JSON-LD gives agents machine-readable facts about your page — who published it, what type of content it is, when it was updated, what it's about. Without structured data, agents have to infer this from HTML patterns, which is unreliable and lossy. Well-structured JSON-LD means better citations, richer context, and more accurate AI-generated summaries.
Checks for 6 essential HTML metadata elements that help agents quickly understand and categorize your page.

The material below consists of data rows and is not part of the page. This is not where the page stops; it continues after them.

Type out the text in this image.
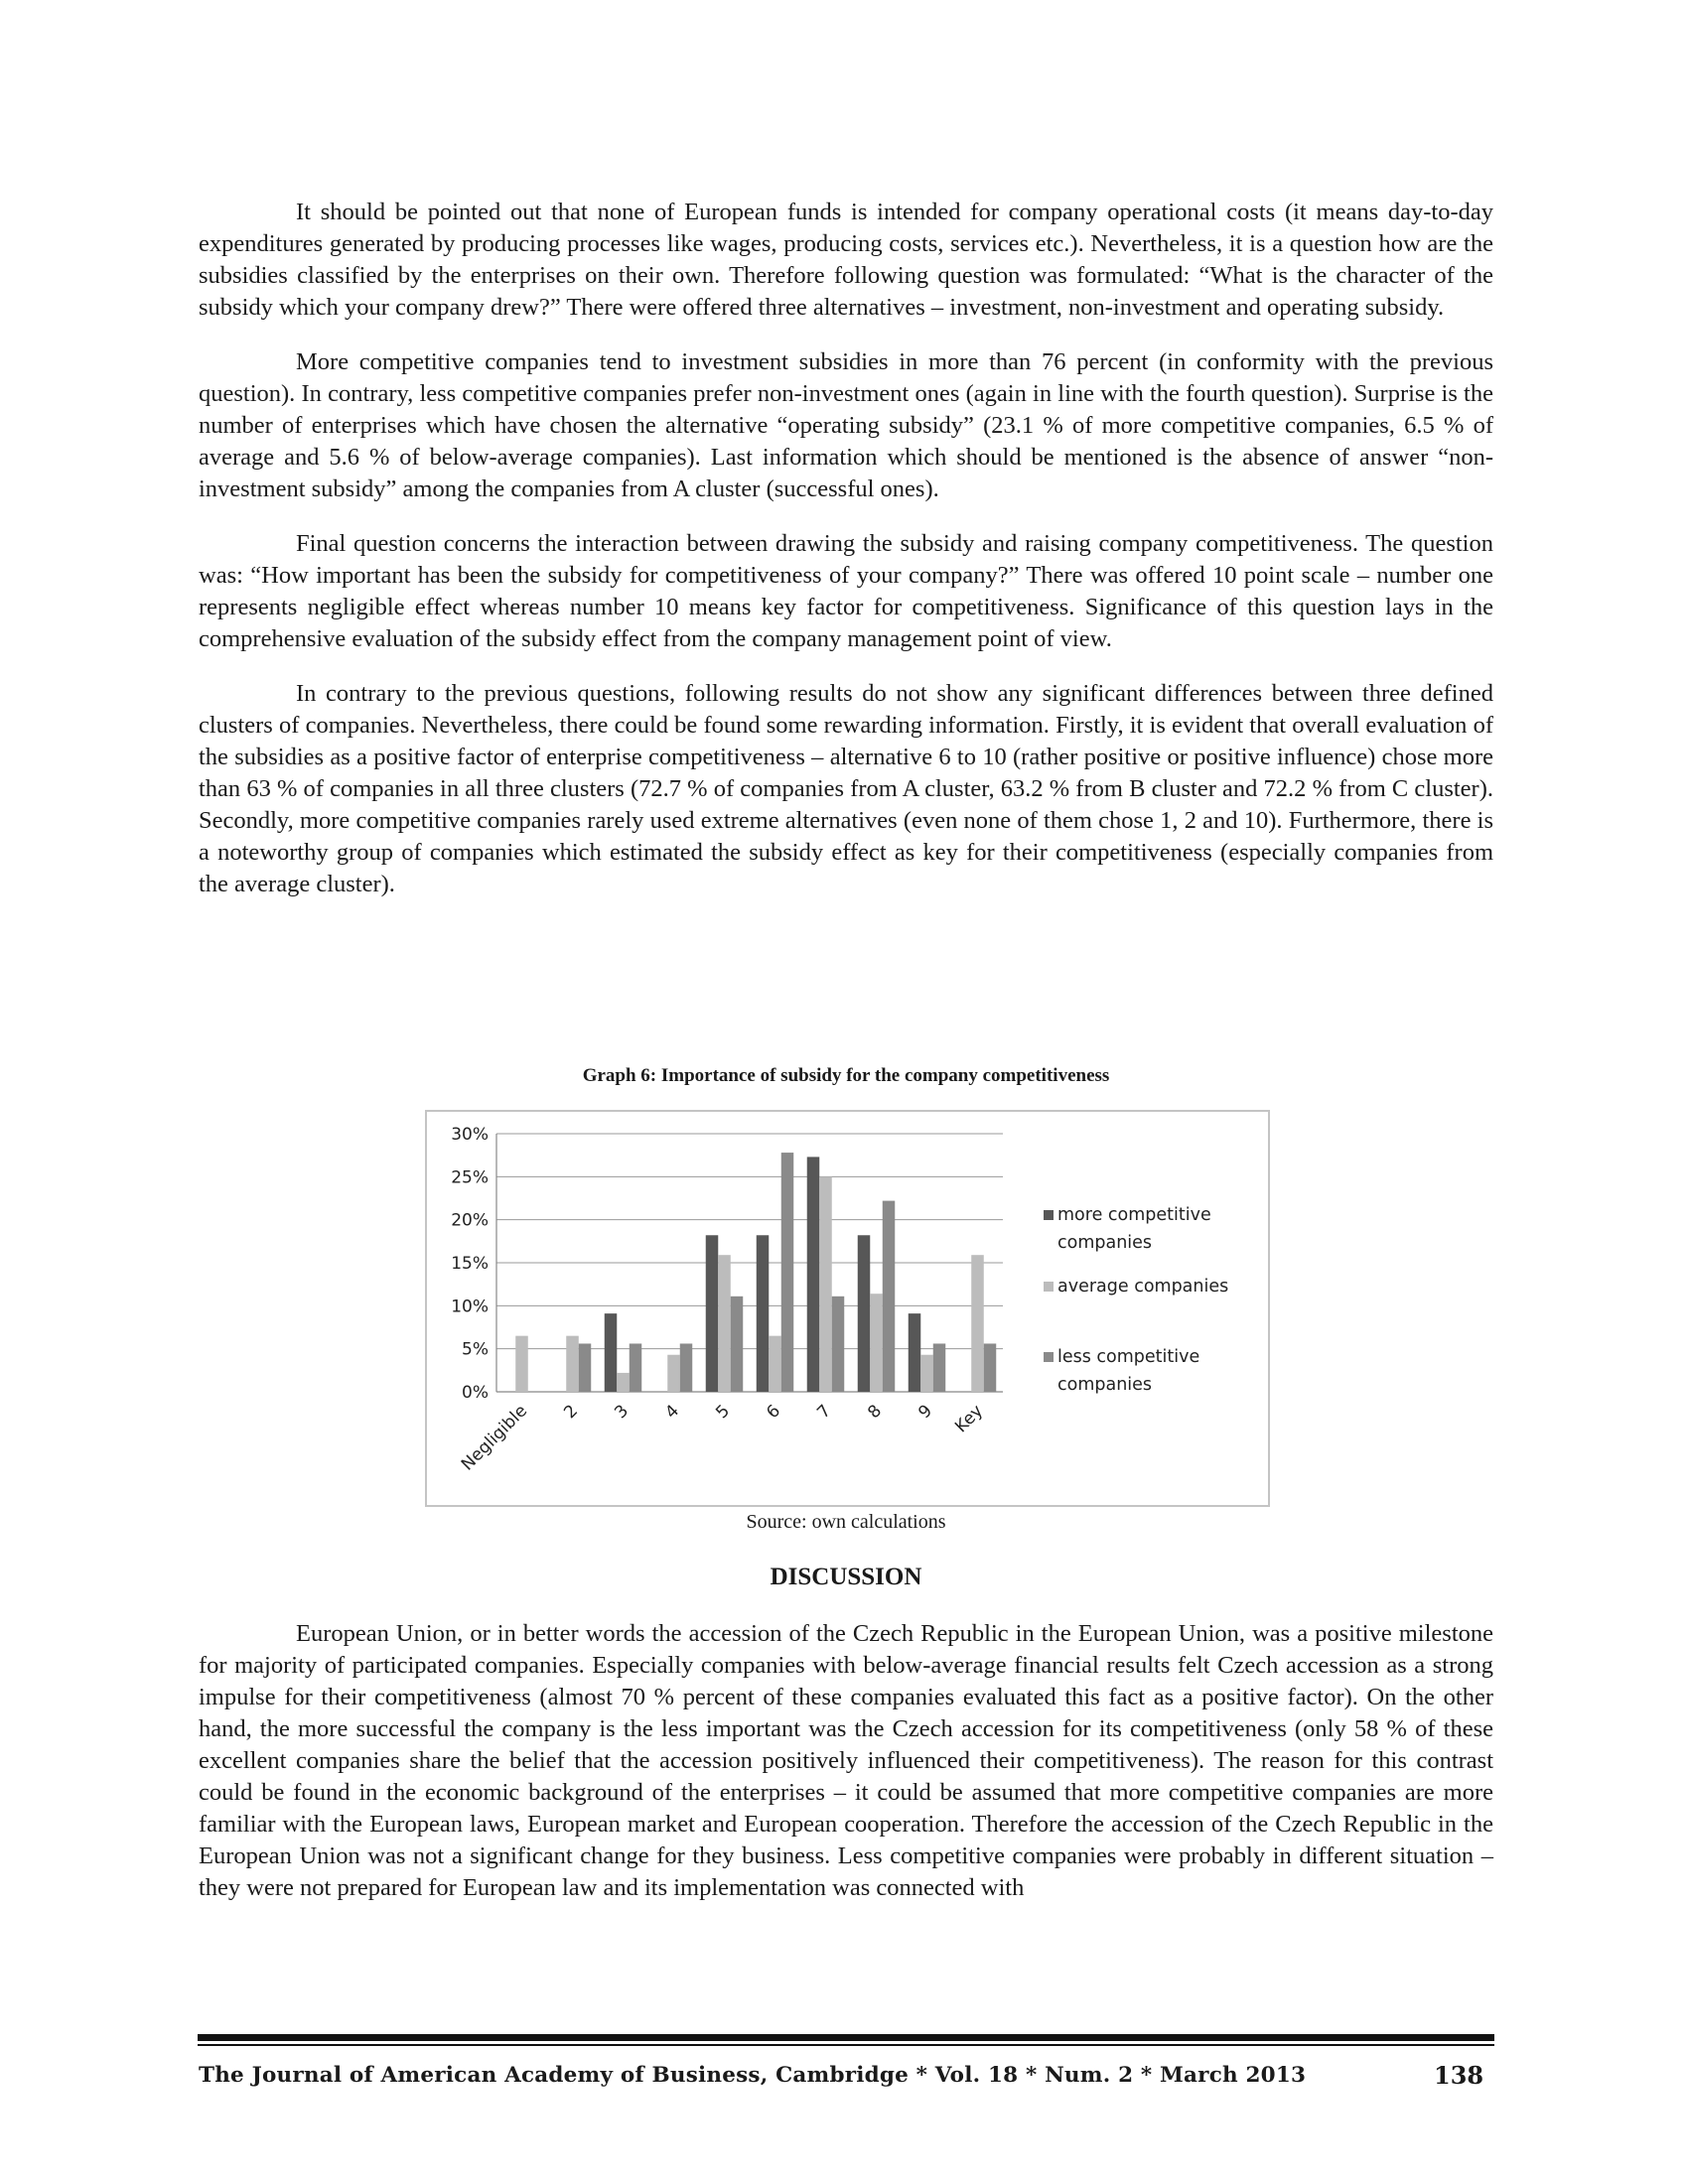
It should be pointed out that none of European funds is intended for company operational costs (it means day-to-day expenditures generated by producing processes like wages, producing costs, services etc.). Nevertheless, it is a question how are the subsidies classified by the enterprises on their own. Therefore following question was formulated: “What is the character of the subsidy which your company drew?” There were offered three alternatives – investment, non-investment and operating subsidy.

More competitive companies tend to investment subsidies in more than 76 percent (in conformity with the previous question). In contrary, less competitive companies prefer non-investment ones (again in line with the fourth question). Surprise is the number of enterprises which have chosen the alternative “operating subsidy” (23.1 % of more competitive companies, 6.5 % of average and 5.6 % of below-average companies). Last information which should be mentioned is the absence of answer “non-investment subsidy” among the companies from A cluster (successful ones).

Final question concerns the interaction between drawing the subsidy and raising company competitiveness. The question was: “How important has been the subsidy for competitiveness of your company?” There was offered 10 point scale – number one represents negligible effect whereas number 10 means key factor for competitiveness. Significance of this question lays in the comprehensive evaluation of the subsidy effect from the company management point of view.

In contrary to the previous questions, following results do not show any significant differences between three defined clusters of companies. Nevertheless, there could be found some rewarding information. Firstly, it is evident that overall evaluation of the subsidies as a positive factor of enterprise competitiveness – alternative 6 to 10 (rather positive or positive influence) chose more than 63 % of companies in all three clusters (72.7 % of companies from A cluster, 63.2 % from B cluster and 72.2 % from C cluster). Secondly, more competitive companies rarely used extreme alternatives (even none of them chose 1, 2 and 10). Furthermore, there is a noteworthy group of companies which estimated the subsidy effect as key for their competitiveness (especially companies from the average cluster).

Graph 6: Importance of subsidy for the company competitiveness
0%
5%
10%
15%
20%
25%
30%
Negligible 2 3 4 5 6 7 8 9 Key
more competitive
companies
average companies
less competitive
companies
Source: own calculations
DISCUSSION

European Union, or in better words the accession of the Czech Republic in the European Union, was a positive milestone for majority of participated companies. Especially companies with below-average financial results felt Czech accession as a strong impulse for their competitiveness (almost 70 % percent of these companies evaluated this fact as a positive factor). On the other hand, the more successful the company is the less important was the Czech accession for its competitiveness (only 58 % of these excellent companies share the belief that the accession positively influenced their competitiveness). The reason for this contrast could be found in the economic background of the enterprises – it could be assumed that more competitive companies are more familiar with the European laws, European market and European cooperation. Therefore the accession of the Czech Republic in the European Union was not a significant change for they business. Less competitive companies were probably in different situation – they were not prepared for European law and its implementation was connected with

The Journal of American Academy of Business, Cambridge * Vol. 18 * Num. 2 * March 2013	138
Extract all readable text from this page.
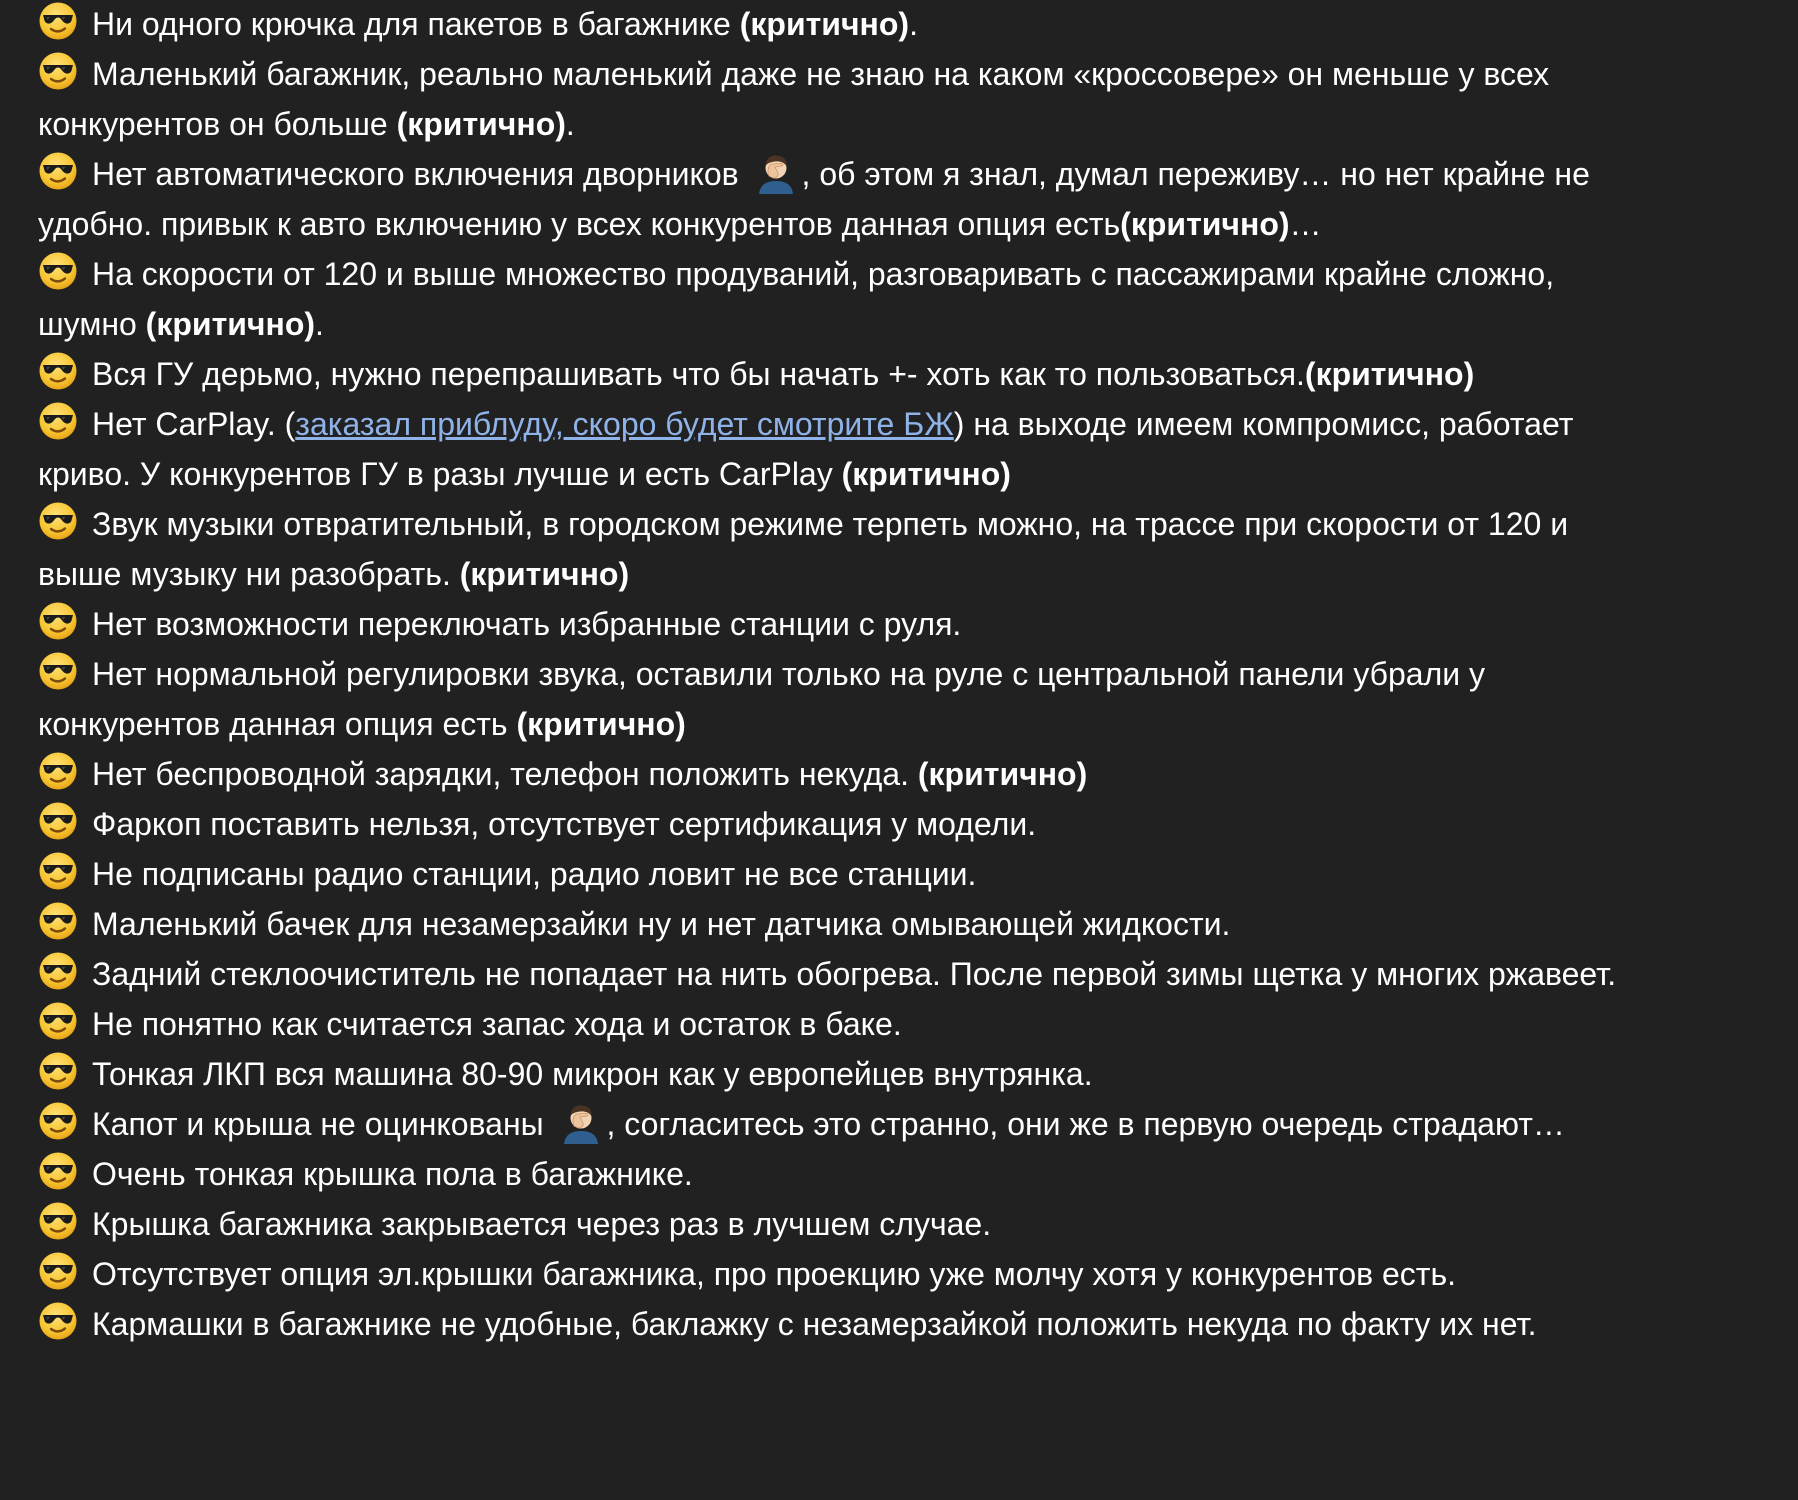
Ни одного крючка для пакетов в багажнике (критично).
Маленький багажник, реально маленький даже не знаю на каком «кроссовере» он меньше у всех конкурентов он больше (критично).
Нет автоматического включения дворников
, об этом я знал, думал переживу… но нет крайне не удобно. привык к авто включению у всех конкурентов данная опция есть(критично)…
На скорости от 120 и выше множество продуваний, разговаривать с пассажирами крайне сложно, шумно (критично).
Вся ГУ дерьмо, нужно перепрашивать что бы начать +- хоть как то пользоваться.(критично)
Нет CarPlay. (заказал приблуду, скоро будет смотрите БЖ) на выходе имеем компромисс, работает криво. У конкурентов ГУ в разы лучше и есть CarPlay (критично)
Звук музыки отвратительный, в городском режиме терпеть можно, на трассе при скорости от 120 и выше музыку ни разобрать. (критично)
Нет возможности переключать избранные станции с руля.
Нет нормальной регулировки звука, оставили только на руле с центральной панели убрали у конкурентов данная опция есть (критично)
Нет беспроводной зарядки, телефон положить некуда. (критично)
Фаркоп поставить нельзя, отсутствует сертификация у модели.
Не подписаны радио станции, радио ловит не все станции.
Маленький бачек для незамерзайки ну и нет датчика омывающей жидкости.
Задний стеклоочиститель не попадает на нить обогрева. После первой зимы щетка у многих ржавеет.
Не понятно как считается запас хода и остаток в баке.
Тонкая ЛКП вся машина 80-90 микрон как у европейцев внутрянка.
Капот и крыша не оцинкованы
, согласитесь это странно, они же в первую очередь страдают…
Очень тонкая крышка пола в багажнике.
Крышка багажника закрывается через раз в лучшем случае.
Отсутствует опция эл.крышки багажника, про проекцию уже молчу хотя у конкурентов есть.
Кармашки в багажнике не удобные, баклажку с незамерзайкой положить некуда по факту их нет.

Scans the HTML for: (1) lang attribute on the <html> tag, (2) <title> tag with more than 5 characters, (3) <meta name="description"> with more than 20 characters, (4) <link rel="canonical"> URL, (5) at least one <h1> heading, and (6) Open Graph og:title meta tag.
These metadata basics are the first thing any crawler reads. The lang attribute tells agents what language to expect. The title and description give a summary without parsing content. The canonical URL prevents duplicate indexing. The h1 signals the primary topic. OG tags provide the social/sharing context. Missing any of these forces agents to guess — and guesses are often wrong.